According to a document seen by Bloomberg News about the G7’s joint commitment, the world’s top leaders plan to deliver 1 billion doses of a vaccine to end the COVID-19 pandemic by 2022, while also ending the pandemic. urged WHO to conduct a serious new investigation into the origin of the Wuhan virus.

As Mr. Biden and other G7 leaders gathered to begin the Summit in the UK, a plan to end the COVID-19 pandemic by December 2022 was outlined. At the summit in Cornwall, the Presidents and Prime Ministers will commit to providing at least 1 billion additional doses of the vaccine next year to around 80% of the world’s adult population, according to a statement. The draft was reported by Bloomberg News.

According to Reuters sources, the US planned to buy 500 million doses of Pfizer’s vaccine to share with the world. The news comes as Mr. Biden is preparing to join G7 leaders in discussing his plan to end the pandemic by distributing vaccines globally.

The US government will purchase approximately 200 million doses this year for distribution through COVAX, a World Health Organization-backed initiative to ensure equitable global distribution of vaccines, and about 300 million doses in the first half of next year, according to Reuters.

The US Pfizer vaccine will be made available to 92 low-income countries and the African Union. Mr. Biden is expected to announce that plan on Thursday (local time) before the Summit takes place.

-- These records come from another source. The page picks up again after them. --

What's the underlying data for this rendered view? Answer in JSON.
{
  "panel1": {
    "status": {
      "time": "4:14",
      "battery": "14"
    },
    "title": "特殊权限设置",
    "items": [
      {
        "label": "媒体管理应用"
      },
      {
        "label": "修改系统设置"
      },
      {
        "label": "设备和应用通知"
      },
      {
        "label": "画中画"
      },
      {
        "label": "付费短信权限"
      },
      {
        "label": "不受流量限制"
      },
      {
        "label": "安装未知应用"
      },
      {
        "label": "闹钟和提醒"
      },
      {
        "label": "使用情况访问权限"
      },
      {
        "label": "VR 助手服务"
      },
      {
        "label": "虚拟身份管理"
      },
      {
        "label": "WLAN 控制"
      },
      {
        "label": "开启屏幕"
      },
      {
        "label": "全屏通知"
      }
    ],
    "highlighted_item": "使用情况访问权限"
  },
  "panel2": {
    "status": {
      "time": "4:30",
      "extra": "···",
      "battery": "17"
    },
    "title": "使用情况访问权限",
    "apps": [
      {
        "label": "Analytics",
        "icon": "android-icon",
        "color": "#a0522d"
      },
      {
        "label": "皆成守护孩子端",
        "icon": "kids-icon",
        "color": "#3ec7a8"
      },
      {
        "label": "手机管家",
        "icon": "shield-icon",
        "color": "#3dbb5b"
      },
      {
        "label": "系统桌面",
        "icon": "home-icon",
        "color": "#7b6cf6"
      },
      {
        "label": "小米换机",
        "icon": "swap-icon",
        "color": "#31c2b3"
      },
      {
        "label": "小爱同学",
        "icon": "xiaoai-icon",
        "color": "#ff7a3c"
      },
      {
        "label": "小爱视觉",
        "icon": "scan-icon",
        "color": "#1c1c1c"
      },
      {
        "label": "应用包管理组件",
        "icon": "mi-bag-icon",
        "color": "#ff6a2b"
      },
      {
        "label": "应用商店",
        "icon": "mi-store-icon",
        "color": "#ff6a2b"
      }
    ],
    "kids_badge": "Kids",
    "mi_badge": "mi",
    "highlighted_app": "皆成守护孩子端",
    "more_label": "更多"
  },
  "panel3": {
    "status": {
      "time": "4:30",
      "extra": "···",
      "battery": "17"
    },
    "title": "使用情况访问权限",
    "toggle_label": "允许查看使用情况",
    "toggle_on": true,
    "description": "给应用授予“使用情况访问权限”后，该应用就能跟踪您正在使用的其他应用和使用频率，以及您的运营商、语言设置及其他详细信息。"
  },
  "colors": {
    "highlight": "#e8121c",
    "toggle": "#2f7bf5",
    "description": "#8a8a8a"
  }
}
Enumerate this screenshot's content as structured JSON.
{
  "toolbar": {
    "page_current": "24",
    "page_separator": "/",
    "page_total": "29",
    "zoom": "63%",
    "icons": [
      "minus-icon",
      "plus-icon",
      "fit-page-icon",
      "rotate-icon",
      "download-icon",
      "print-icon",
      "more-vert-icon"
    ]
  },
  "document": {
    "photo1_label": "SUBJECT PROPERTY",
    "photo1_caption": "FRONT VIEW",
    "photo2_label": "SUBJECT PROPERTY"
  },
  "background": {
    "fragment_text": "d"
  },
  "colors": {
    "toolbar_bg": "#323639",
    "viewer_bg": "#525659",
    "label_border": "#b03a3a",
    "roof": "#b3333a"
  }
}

The move comes as the United States is facing pressure to do more to tackle the global vaccine shortage.

Last week, Mr. Biden announced the first shipment of 6 million doses would be distributed in Central America and the Caribbean through the COVAX program, while others would be sent directly from Washington to countries like Mexico.

Leaders at the G7 Summit will also call for a new, transparent World Health Organization (WHO) investigation into the origins of the coronavirus, according to Bloomberg.
The call was initiated by the Biden administration and follows the US President’s decision to expand the US investigation into the origins of the pandemic, with one intelligence agency leaning towards the theory that the virus leaked from a laboratory in Wuhan.

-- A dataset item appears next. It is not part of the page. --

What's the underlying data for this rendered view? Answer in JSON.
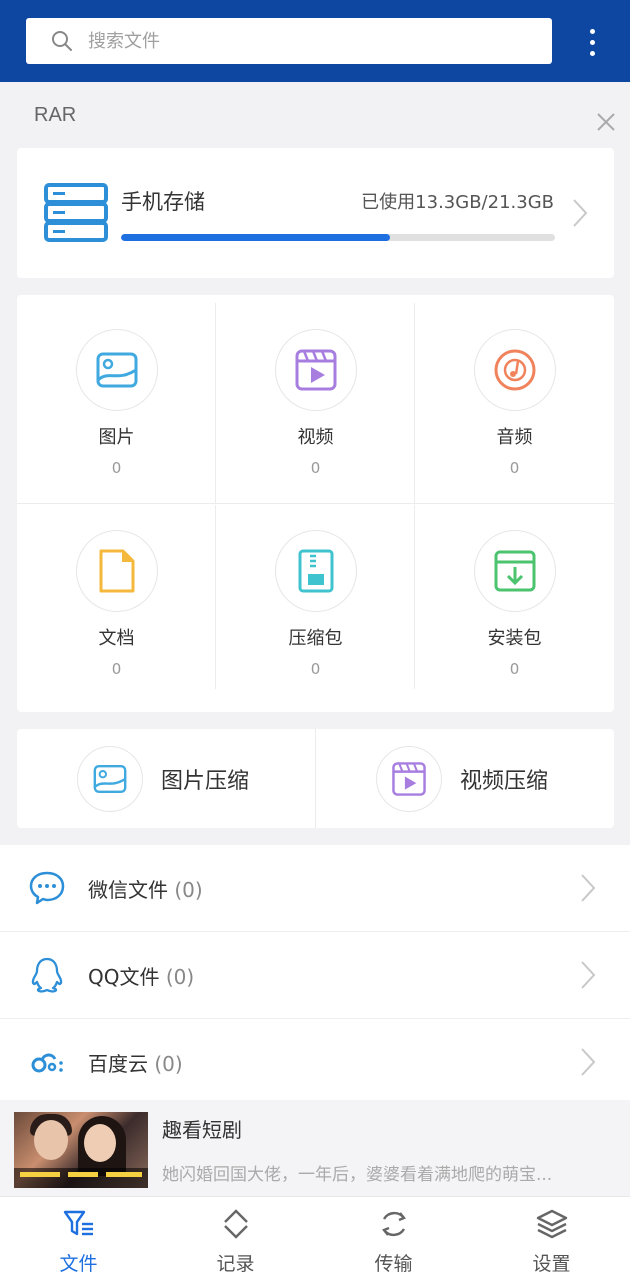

According to a Bloomberg report, this year’s G7 leaders’ communiqué will also include a commitment to tackle forced labor in global supply chains, including in the solar and apparel sectors, as well as other sectors. where the forced labor of minorities is concerned.

In an apparent move towards China, the pledge also obliges the leaders of the EU, US, Canada, Japan and the UK to take action against Beijing for its persecution of Uighur Muslims in Xinjiang.